Foreign institutional investors were net buyers of Rs218 crore in the equities segment on Thursday. Domestic institutional investors were net sellers of Rs656 crore on the same day.
Udaipur-based Bank of Rajasthan (BoR) today became part of the country's largest private sector lender ICICI Bank (up 1.2%) following the Reserve Bank of India (RBI) approval to merger proposal of the two lenders.
All 463 branches of BoR have started functioning as ICICI Bank's as per the directive of the RBI. With this, ICICI Bank will have a branch network of about 2,500 branches, by far the largest among private sector banks.
Global ratings agency Standard & Poor's (S&P) today raised Tata Motors' (down 0.6%) credit ratings to positive citing improved performance by auto maker's premium brands Jaguar Land Rover.
The upgrade to 'B+' from 'B' comes few days after Tata Motors clocked a consolidated net profit of Rs1,988.73 crore for the quarter ended 30th June on the back of strong sales in the domestic market and good show by Jaguar and Land Rover (JLR).

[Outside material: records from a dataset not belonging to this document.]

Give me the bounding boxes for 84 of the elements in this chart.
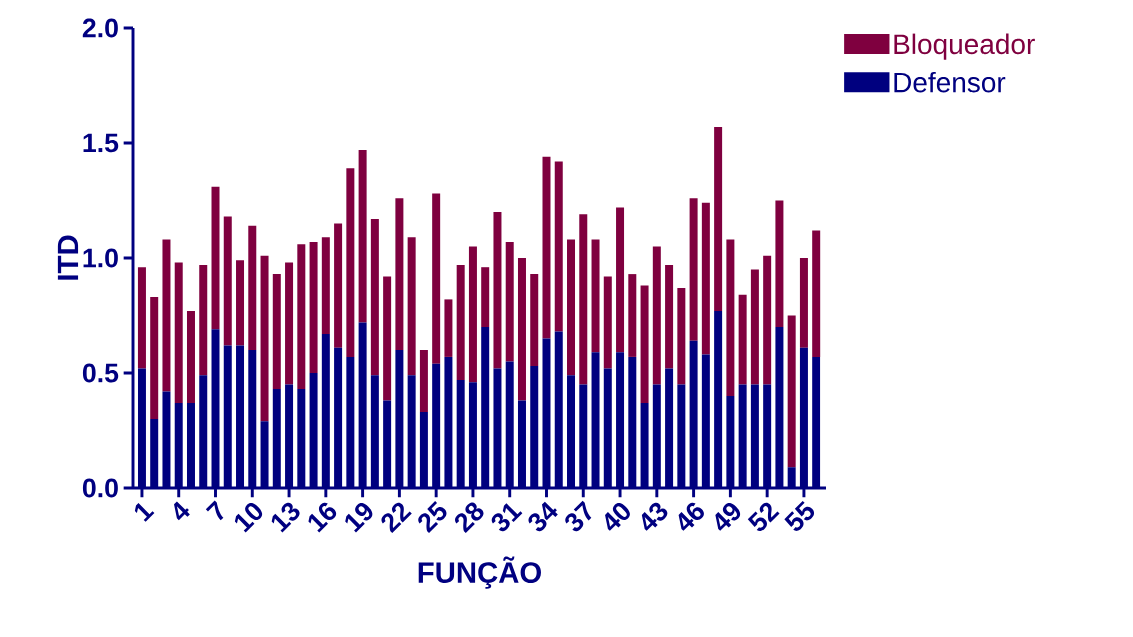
x-tick-label: 34 — [528, 501, 558, 532]
bar — [493, 212, 502, 369]
bar — [174, 262, 183, 403]
bar — [591, 239, 600, 353]
bar — [554, 161, 563, 332]
bar — [689, 198, 698, 341]
bar — [726, 239, 735, 396]
x-tick-label: 7 — [205, 500, 224, 521]
bar — [297, 244, 306, 390]
bar — [579, 214, 588, 385]
bar — [321, 237, 330, 334]
legend-label: Bloqueador — [894, 33, 1035, 60]
bar — [665, 264, 674, 369]
x-tick-label: 55 — [784, 500, 815, 531]
bar — [248, 225, 257, 350]
bar — [616, 207, 625, 353]
y-tick-label: 1.5 — [83, 133, 119, 153]
bar — [395, 198, 404, 350]
y-tick-label: 1.0 — [83, 248, 118, 268]
x-tick-label: 28 — [455, 502, 484, 534]
bar — [567, 239, 576, 376]
bar — [358, 149, 367, 323]
y-axis-title: ITD — [57, 235, 79, 280]
x-tick-label: 10 — [234, 503, 263, 533]
bar — [370, 218, 379, 376]
bar — [199, 264, 208, 376]
x-tick-label: 40 — [605, 503, 630, 531]
bar — [542, 156, 551, 339]
bar — [530, 274, 539, 367]
bar — [517, 258, 526, 401]
bar — [223, 216, 232, 346]
bar — [211, 186, 220, 330]
bar — [677, 287, 686, 385]
bar — [652, 246, 661, 385]
x-tick-label: 46 — [678, 502, 704, 531]
bar — [738, 294, 747, 385]
x-tick-label: 31 — [491, 503, 523, 532]
bar — [640, 285, 649, 403]
bar — [456, 264, 465, 380]
bar — [812, 230, 821, 357]
x-tick-label: 1 — [134, 503, 155, 522]
x-tick-label: 19 — [345, 502, 373, 533]
bar — [309, 241, 318, 373]
bar — [419, 350, 428, 413]
bar — [137, 267, 146, 369]
bar — [701, 202, 710, 355]
bar — [505, 241, 514, 362]
bar — [407, 237, 416, 376]
bar — [162, 239, 171, 392]
bar — [628, 274, 637, 357]
x-tick-label: 37 — [565, 500, 592, 532]
bar — [775, 200, 784, 327]
bar — [272, 274, 281, 390]
bar — [603, 276, 612, 369]
x-tick-label: 25 — [418, 501, 447, 534]
legend-label: Defensor — [894, 71, 1006, 93]
x-tick-label: 13 — [271, 502, 300, 533]
bar — [383, 276, 392, 401]
bar — [346, 168, 355, 357]
x-tick-label: 16 — [308, 502, 337, 533]
bar — [236, 260, 245, 346]
bar — [334, 223, 343, 348]
bar — [186, 310, 195, 403]
x-tick-label: 52 — [747, 502, 780, 532]
bar — [444, 299, 453, 357]
bar — [799, 258, 808, 348]
bar — [468, 246, 477, 383]
y-tick-label: 0.5 — [82, 363, 119, 383]
y-tick-label: 0.0 — [82, 478, 118, 498]
x-tick-label: 22 — [381, 502, 412, 534]
bar — [787, 315, 796, 468]
x-tick-label: 43 — [641, 502, 668, 531]
x-tick-label: 49 — [715, 502, 741, 531]
bar — [714, 126, 723, 311]
x-tick-label: 4 — [174, 501, 190, 521]
bar — [481, 267, 490, 327]
bar — [285, 262, 294, 385]
y-tick-label: 2.0 — [82, 18, 118, 38]
bar — [260, 255, 269, 422]
x-axis-title: FUNÇÃO — [418, 556, 541, 589]
bar — [432, 193, 441, 364]
bar — [763, 255, 772, 385]
bar — [150, 297, 159, 419]
bar — [750, 269, 759, 385]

Subex Ltd (up 0.6%), a provider of operations and business support systems for communications service providers, along with key partner IBM India Pvt Ltd, has won a multi-million dollar contract from Idea Cellular Ltd.
Subex and IBM will implement Subex's ROC for interconnect billing for the telecom major. The solution will be implemented through IBM, who is Idea's strategic IT outsourcing partner.